Duncan got sick just before Christmas with a sore throat and laryngitis. He decided to see what traditional Chinese medicine would do for him. We were with one of my HK colleagues, Pak Sheung, and he volunteered to facilitate the process. First was finding a practitioner. There are plenty of them around, with little shops around the neighborhoods, but Pak wanted to make sure we found a good one. The one he chose, I pass frequently and there is always a line of people, sitting on stools in the store, waiting to see the doctor. I did not experience that part of it (Pak and Elizabeth, along with the patient seemed sufficient), but the doctor felt various energy points and asked several questions before prescribing a concoction that was to be taken for 4 days. It would not be ready until the evening, and in we had to go back for each of the next 4 evenings to pick up a 10 oz paper cup that was filled with the medicine. I don't know the ingredients (barks, leaves, roots, etc.), but it was black and thick and smelled sort of like licorice, but worse. The taste was extremely bad - very bitter, the sort of thing you might give somebody if you wanted them to throw up. I just had a small taste to see what it was like but Duncan was supposed to consume the entire 10 oz. We discovered subsequently that many people have switched to western medicine here because they cannot deal with the taste of these remedies. Duncan did his best, and by the fourth day got down about half of it, but I think he has had his fill of Chinese medicine.
Did it do any good? Hard to say, because he was not that sick and would have got better anyway. Pak's point of view was interesting. He said that experiencing the bitterness was part of the cure. It was part of the price to be paid to get the benefit of health.
Elizabeth enjoyed the football at the East Asian Games- sort of - though we were there for about 5.5 hours which was a little much. So the following, we went to a different marathon activity, Cantonese Opera. Elizabeth's exercise class teacher was performing. There were nine sets of two performers, one playing the female and the other the male role, although they were often both women. The female role was sung in falsetto, which meant it was really high. Each pair only sung one song, but each song lasted about half an hour, so you can do the maths. Everything was in Cantonese, so we had no idea what was going on. Good live music, with a mixture of Western and Chinese instruments, but overall something of an endurance test. The performers are supposed to be singing for the gods, which is just as well as the audience didn't seem to be paying too much attention. Actually, sometimes they were, but at other times they would be having loud conversations with each other or falling asleep. It was an older crowd. We were the only white folk there and also part of the few who were under 60.

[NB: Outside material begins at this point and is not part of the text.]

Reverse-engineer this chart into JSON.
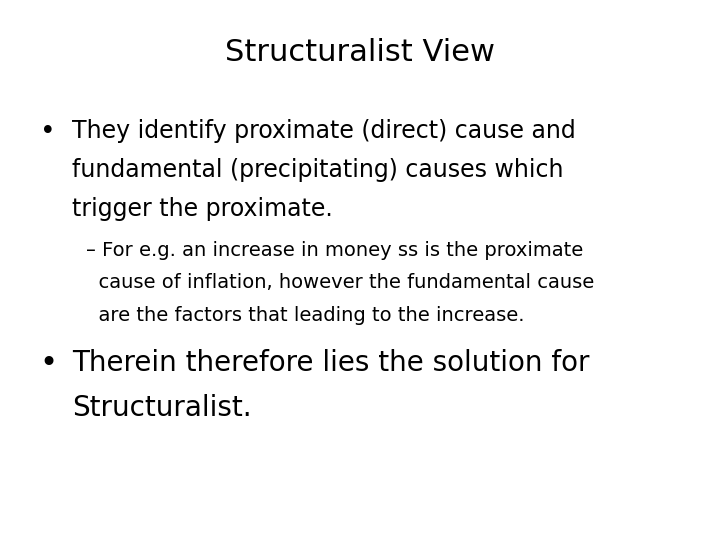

I took a break at one point and wandered round the neighborhood in search of some flowers to give to Elizabeth's teacher. They were easily found and more interesting was the scene at the local office of the Hong Kong Jockey Club. It was mobbed, with lots of people spilling into the neighboring plaza, where they were sitting around, perusing the racing paper and often smoking cigarettes. Mostly male, but not entirely so. I think I wrote about going to the races a couple of months back. This is the off- track part of the experience. It looked like the Hong Kong counterpart of a familiar working class British tradition. However, here, the Jockey Club has the monopoly on betting (or legal betting, I should say), so the shops are fewer and the crowds at them larger.